Several weeks ago, my phone rang, and before I could discern who the caller was, I could detect unbridled joy in her voice. It was Alice Abbett. "Harold," she said, "I want you to know that I have become a grandmother!" Alexis had just been born, conferring grandmotherly status on Alice after what she would have defined as an unduly long wait. And with that status came the assurance of immortality for which we all crave. Alexis, of course, would soon become the apple of her eye, and Taylor was so happy for her that he didn't mind playing second fiddle for a while. Perhaps the glee so evident in Alice's voice was there because she might well have suspected or intuited that this was her "Nunc Dimittis." Just as the aged Simeon could say when he beheld the infant Jesus, "Lord, now lettest thou thy servant depart in peace," so Alice believed she could return to the care of her heavenly father confident in the knowledge that another generation was left behind, a generation that would "rise up and call her blessed." My grandmother, of blessed memory, in her West Indian wisdom, would have described Alice's death as simply moving on to make room for Alexis.
 
So we gather today, I think, less to mourn Alice's loss than to give thanks for her life, a life characterized by service to others, unstinting devotion to her son, and love for her God and for her church.
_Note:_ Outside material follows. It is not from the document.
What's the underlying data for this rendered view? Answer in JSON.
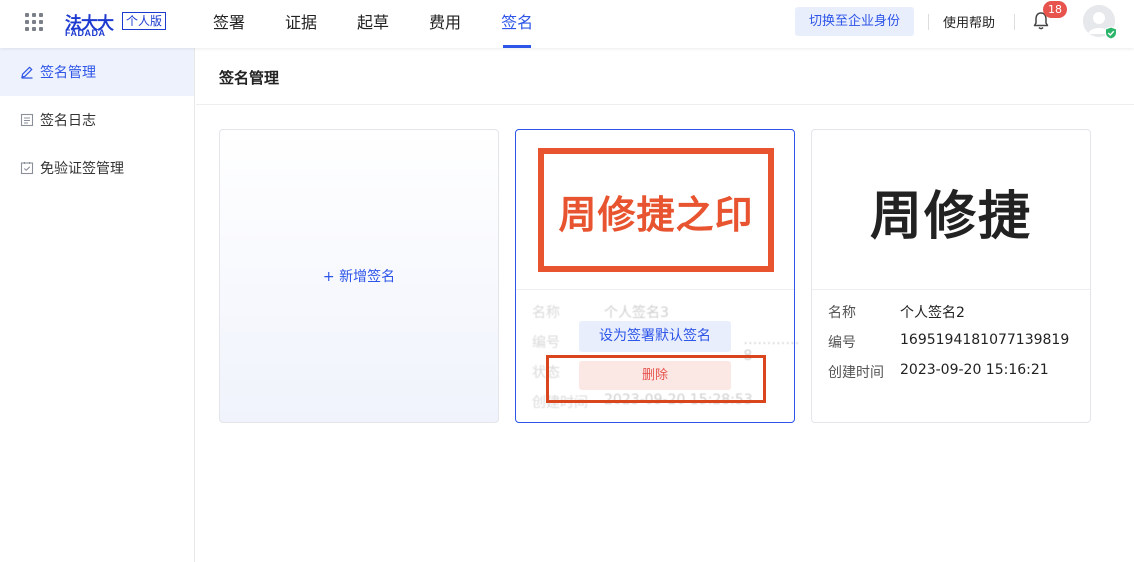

In a day when Willard Scott informs us daily of people celebrating their hundredth birthday, many could say that Alice died young, or even that her death was untimely. But we who sing "A thousand ages in thy sight are like an evening gone; short as the watch that ends the night before the rising sun," know that it is not especially helpful to measure the worth of one's life based on longevity (since forty, seventy or a hundred years are all the same to the eternal God) but on the impact that that life has had on others. "If I can help somebody along the way," says an old song, "then my living shall not be in vain." So today, we take great comfort in the words of the Prophet Isaiah, "to appoint unto them that mourn in Zion, to give unto them beauty for ashes, the oil of joy for mourning, the garment of praise for the spirit of heaviness."
 
+Rest eternal grant unto Alice, O Lord, and let light perpetual shine upon her. May her soul and the souls of all the faithful departed through the mercy of God rest in peace. AMEN.